The nickname Turbo is quite fitting for Avdija. As he’s done in games for the Wizards, he’ll go full turbo mode in the open floor and will get to use the square button (shoot) to score coast-to-coast. Coming off the bench, Avdija has become a key piece to the Wizards’ six-game winning streak.
Following the Rui Hachimura trade, Wizards GM Tommy Sheppard said one of the major reasons the trade occurred was to provide more minutes for Avdija. So far this season, Avdija is averaging 8.7 points, 6.3 rebounds, 2.5 assists in about 26.2 minutes per game. With increased opportunity, he’s becoming more confident in his game and understands the responsibility that is expected of him on both ends of the floor.

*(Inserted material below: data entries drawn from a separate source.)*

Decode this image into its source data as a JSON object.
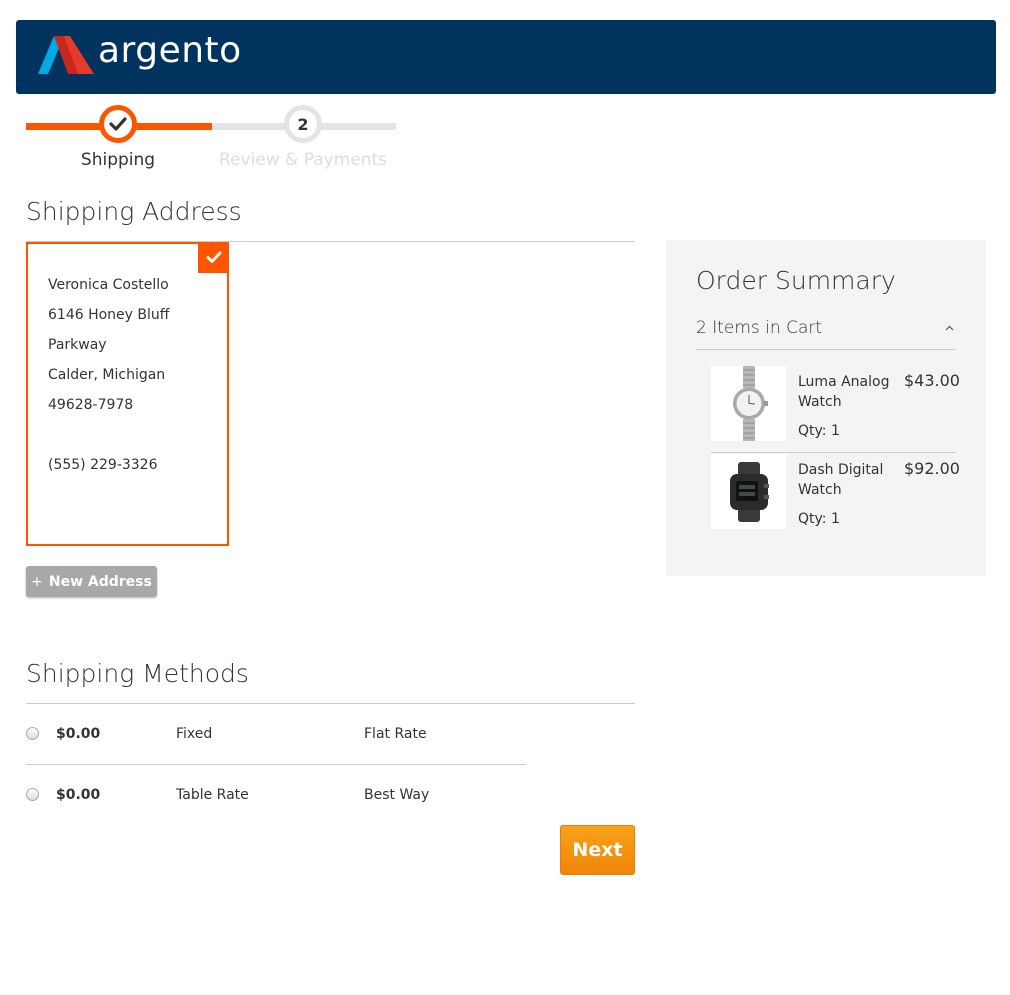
{
  "header": {
    "logo_text": "argento"
  },
  "progress": {
    "steps": [
      {
        "label": "Shipping",
        "status": "complete",
        "number": "1"
      },
      {
        "label": "Review & Payments",
        "status": "pending",
        "number": "2"
      }
    ]
  },
  "shipping_address": {
    "title": "Shipping Address",
    "selected": {
      "lines": [
        "Veronica Costello",
        "6146 Honey Bluff",
        "Parkway",
        "Calder, Michigan",
        "49628-7978",
        ""
      ],
      "phone": "(555) 229-3326"
    },
    "new_address_label": "New Address",
    "new_address_prefix": "+"
  },
  "shipping_methods": {
    "title": "Shipping Methods",
    "options": [
      {
        "price": "$0.00",
        "method": "Fixed",
        "carrier": "Flat Rate"
      },
      {
        "price": "$0.00",
        "method": "Table Rate",
        "carrier": "Best Way"
      }
    ]
  },
  "next_label": "Next",
  "order_summary": {
    "title": "Order Summary",
    "items_label": "2 Items in Cart",
    "items": [
      {
        "name": "Luma Analog Watch",
        "qty": "Qty: 1",
        "price": "$43.00"
      },
      {
        "name": "Dash Digital Watch",
        "qty": "Qty: 1",
        "price": "$92.00"
      }
    ]
  },
  "colors": {
    "brand_navy": "#00335e",
    "accent_orange": "#ff5501",
    "button_orange": "#f58a11",
    "summary_bg": "#f4f4f4"
  }
}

“I think it’s going to evolve even better,” Avdija said. “I’ll have counters for different moves too and I’ll know how to finish in certain situations.
Avdija is appearing more confident the more reps he gets. He’s displayed that throughout the Wizards’ six-game winning streak, which is now the longest active winning streak in the NBA following a 127-106 win over the San Antonio Spurs. Whatever “Turbo” put into his engine before the game must have worked because he came ready to play, giving the Wizards a productive 33 minutes of action and delivered a career-high 25 pts.

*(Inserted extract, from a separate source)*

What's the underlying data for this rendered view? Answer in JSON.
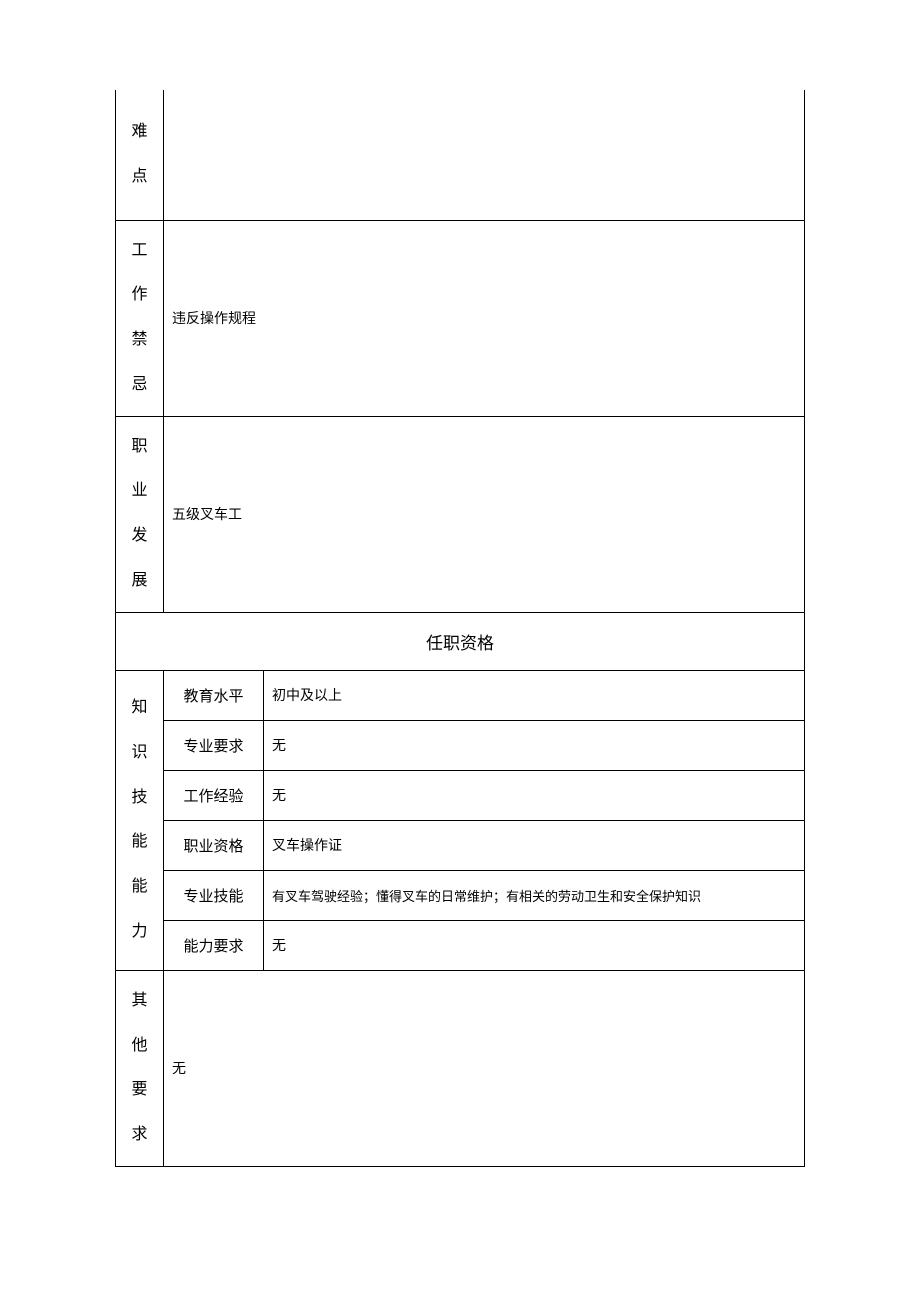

Avdija’s teammates and coaches have noticed major strides he has taken in just his third year in the league. Head Coach Wes Unseld Jr. has been quite impressed, taking notice of the change in his level of aggression as of late.
“He’s figuring it out,” said Wes Unseld. “Earlier in the year his finishing wasn’t great. I’ve seen a huge uptick in that area, and I think that’s really helped him.”